Wo vor kurzem noch Drogen verkauft wurden, soll ab 2013 ein räumliches „Quasifresko” das Bewusstsein der Passanten erweitern. Der Tiroler Künstler Ernst Caramelle gestaltet die Kunstpassage Karlsplatz.
„Es ist eine große Sache, einen solch zentralen Ort in einer Stadt zu besetzen“, sagt Ernst Caramelle. Eine permanente Arbeit des Tiroler Künstlers soll ab März oder April 2013 eine Problemzone am Wiener Karlplatz in neues Licht rücken und für „Wohlfühlatmosphäre“ sorgen, so Günter Steinbauer, Generaldirektor der Wiener Linien.
Derzeit ist die künftige „Kunstpassage“ zwischen Opernrondell und den U-Bahnabgängen im Bereich Resselpark wegen Umbauarbeiten gesperrt. Werden diese rechtzeitig abgeschlossen, dann ist sie ab August wieder passierbar. Caramelles weitläufige „Wandmalerei“ wird allerdings erst ab Frühjahr 2013 zu sehen sein. Mehrere Wochen wird der Künstler in situ selbst Hand an sein räumliches Aquarell legen und den „eigentlich viel zu niedrigen Schlauch und Tunnel“ neu gestalten, wie er am 4. Juni in einer prominent besetzten Pressekonferenz im Project Space der Kunsthalle ankündigte.

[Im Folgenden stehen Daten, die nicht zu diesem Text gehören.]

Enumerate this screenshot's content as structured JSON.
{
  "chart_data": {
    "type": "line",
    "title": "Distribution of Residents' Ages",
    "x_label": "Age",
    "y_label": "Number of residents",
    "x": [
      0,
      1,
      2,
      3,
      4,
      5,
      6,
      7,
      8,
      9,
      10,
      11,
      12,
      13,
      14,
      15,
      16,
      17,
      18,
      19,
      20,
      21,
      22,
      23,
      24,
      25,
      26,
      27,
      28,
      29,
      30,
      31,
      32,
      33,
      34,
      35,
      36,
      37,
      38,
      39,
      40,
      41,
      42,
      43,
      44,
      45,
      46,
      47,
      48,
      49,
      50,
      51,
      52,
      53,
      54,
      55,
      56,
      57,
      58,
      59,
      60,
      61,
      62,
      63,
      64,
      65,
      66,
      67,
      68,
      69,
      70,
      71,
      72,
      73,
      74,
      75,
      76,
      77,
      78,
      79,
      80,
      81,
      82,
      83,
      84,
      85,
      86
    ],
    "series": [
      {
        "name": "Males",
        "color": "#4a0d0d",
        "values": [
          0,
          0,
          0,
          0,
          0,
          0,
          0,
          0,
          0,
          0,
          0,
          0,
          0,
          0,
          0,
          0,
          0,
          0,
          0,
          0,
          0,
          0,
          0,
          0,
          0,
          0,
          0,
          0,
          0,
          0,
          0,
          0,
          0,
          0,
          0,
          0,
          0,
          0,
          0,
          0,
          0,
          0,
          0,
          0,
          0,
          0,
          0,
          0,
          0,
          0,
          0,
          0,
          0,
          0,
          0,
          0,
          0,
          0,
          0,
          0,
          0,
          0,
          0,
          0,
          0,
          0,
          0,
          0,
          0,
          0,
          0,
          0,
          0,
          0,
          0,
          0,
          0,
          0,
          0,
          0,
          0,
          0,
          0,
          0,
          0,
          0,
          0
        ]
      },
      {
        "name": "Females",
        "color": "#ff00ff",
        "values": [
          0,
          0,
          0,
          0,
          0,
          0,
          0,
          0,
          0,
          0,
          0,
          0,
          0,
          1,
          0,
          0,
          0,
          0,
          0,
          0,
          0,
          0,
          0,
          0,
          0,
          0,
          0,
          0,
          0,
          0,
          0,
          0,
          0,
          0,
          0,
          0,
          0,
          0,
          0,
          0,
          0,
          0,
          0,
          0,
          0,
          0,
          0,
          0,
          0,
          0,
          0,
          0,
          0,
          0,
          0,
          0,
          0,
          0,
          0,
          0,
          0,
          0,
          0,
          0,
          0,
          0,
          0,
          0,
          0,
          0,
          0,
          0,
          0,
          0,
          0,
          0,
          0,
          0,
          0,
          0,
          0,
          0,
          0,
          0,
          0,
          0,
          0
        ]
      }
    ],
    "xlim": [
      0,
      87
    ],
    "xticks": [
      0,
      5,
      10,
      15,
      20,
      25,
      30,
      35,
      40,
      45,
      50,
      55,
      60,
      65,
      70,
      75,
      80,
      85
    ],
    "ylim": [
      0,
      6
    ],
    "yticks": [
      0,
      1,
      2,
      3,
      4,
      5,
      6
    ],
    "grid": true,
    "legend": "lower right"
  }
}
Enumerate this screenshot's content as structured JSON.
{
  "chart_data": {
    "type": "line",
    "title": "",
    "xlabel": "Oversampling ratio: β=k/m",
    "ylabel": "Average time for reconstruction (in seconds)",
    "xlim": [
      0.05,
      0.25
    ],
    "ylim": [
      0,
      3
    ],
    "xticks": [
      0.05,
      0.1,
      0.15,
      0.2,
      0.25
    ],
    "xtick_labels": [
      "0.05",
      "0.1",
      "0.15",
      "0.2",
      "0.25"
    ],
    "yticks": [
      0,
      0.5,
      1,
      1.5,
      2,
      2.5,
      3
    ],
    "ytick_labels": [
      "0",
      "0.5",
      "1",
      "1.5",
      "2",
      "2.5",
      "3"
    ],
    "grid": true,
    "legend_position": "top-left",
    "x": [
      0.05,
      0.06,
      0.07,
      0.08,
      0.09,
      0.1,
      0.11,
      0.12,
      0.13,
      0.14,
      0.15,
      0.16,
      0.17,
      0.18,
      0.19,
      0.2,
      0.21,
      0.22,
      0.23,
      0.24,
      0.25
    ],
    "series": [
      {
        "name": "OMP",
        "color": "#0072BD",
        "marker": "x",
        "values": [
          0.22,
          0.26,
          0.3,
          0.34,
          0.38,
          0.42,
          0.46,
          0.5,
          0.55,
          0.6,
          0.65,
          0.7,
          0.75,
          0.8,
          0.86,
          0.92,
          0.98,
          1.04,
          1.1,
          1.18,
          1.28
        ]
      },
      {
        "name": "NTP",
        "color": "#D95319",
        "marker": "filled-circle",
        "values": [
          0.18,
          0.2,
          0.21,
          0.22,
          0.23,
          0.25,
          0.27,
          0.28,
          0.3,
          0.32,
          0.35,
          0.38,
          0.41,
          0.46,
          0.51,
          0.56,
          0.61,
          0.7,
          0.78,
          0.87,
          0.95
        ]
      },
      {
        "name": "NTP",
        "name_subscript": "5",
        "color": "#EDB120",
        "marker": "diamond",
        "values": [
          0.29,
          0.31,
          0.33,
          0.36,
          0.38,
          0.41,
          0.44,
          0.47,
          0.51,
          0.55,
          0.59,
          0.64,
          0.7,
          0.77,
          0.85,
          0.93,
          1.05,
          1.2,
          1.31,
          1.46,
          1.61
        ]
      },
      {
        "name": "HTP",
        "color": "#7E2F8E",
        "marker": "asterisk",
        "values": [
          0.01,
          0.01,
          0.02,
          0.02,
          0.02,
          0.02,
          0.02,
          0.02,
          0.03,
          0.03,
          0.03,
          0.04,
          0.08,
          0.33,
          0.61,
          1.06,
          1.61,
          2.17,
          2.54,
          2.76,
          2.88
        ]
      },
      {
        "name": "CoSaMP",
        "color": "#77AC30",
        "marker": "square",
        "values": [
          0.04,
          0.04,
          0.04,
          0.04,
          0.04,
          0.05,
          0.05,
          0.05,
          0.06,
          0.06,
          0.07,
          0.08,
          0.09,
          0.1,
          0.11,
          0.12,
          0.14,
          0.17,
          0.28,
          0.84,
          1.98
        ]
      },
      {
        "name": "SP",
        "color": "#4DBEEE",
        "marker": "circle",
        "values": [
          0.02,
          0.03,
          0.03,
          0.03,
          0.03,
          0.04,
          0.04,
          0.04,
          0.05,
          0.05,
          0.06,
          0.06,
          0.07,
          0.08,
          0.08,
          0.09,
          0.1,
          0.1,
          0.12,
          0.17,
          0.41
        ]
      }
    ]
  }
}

Passagen – Ein Fresko zum Fließen
Asymmetrische Farbfelder sollen entlang der gesamten Passage den Raum aus verschiedenen Blickwinkeln verändern und beim Passieren neue symmetrische Flächen und Felder entstehen lassen – transparent und opak zugleich. Gegen Vandalismus geschützt wird das „Quasifresko“ durch eine Glaswand, welche in etwa an derselben Stelle verläuft, entlang derer bislang die Glasfronten der eingemieteten Geschäftslokale verliefen. „Das Gehen wird thematisiert. Ich möchte, dass man beim Durchgehen etwas erlebt – und dass man nicht stehen bleibt“, erklärt der Künstler.
Es wäre durchaus problematisch, würde die Arbeit zum kontemplativen Verweilen und Innehalten inspirieren. „Mit seinen 200.000 täglichen Passanten ist der Karlsplatz eigentlich der größte Bahnhof des Landes“, so Wiener Linien-Chef Steinbauer. Der permanente Fluss muss durch das Kunstwerk im öffentlichen Raum also nicht nur nicht gestört, sondern im Idealfall auch noch verbessert werden.
Geladene Künstler
Erschwerend für die künstlerische Neugestaltung des Ortes war auch, dass die Passage unter das Eisenbahnrecht fällt. „Es waren also nur Arbeiten aus Stahl, Stein, Glas und Email zulässig. Alle anderen Werkstoffe waren verboten“, erklärt Wettbewerbsleiterin Bettina Leidl. Die nunmehrige Chefin von departure hat die Ausschreibung für den Wettbewerb noch in ihrer Zeit als Geschäftsführerin von KÖR – Kunst im Öffentlichen Raum gemeinsam mit den Wiener Linien auf Schiene gebracht. Ursprünglich hatte man neun Künstler eingeladen, sich Gedanken zu machen – darunter Lee Bul (Südkorea), Barbara Kruger (USA), Sarah Morris (GB), Sam Taylor-Wood (GB) und neben Caramelle mit Gerwald Rockenschaub und Markus Schinwald zwei weitere Österreicher.
In die zweite Runde waren drei Künstler geladen: Sarah Morris, Markus Schinwald und Ernst Caramelle. Sarah Morris’ Arbeit hätte für die Passage „ein großformatiges Fliesenkonzept vorgesehen, ein Spiel mit Fuge und Form“, so Architekt und Jury-Vorsitzender Adolf Krischanitz. Markus Schinwald plante neben der Passage eine Parallelwelt, eine Art leeres Diorama hinter Glas. Bei Eröffnung von Caramelles „Wandmalerei“ werden alle eingereichten Projekte im Rahmen einer Ausstellung gezeigt. Zusätzlich ist ein Katalog zur erfolgreichen „Vermählung der Kunst mit den Wiener Linien“ (Adolf Krischanitz) geplant.
Bemerkenswert: Mit Stolz merkte Kulturstadtrat Andreas Mailath-Pokorny an, dass „der öffentliche Raum an dieser stark frequentierten Stelle bewusst nicht kommerzialisiert“ wird. Dass das nicht immer so geplant war, deutet eine Video-Visualisierung der Karlsplatzpassage aus dem Jahr 2010 an. Darin sind in einem Teilabschnitt Infoscreens eingezeichnet.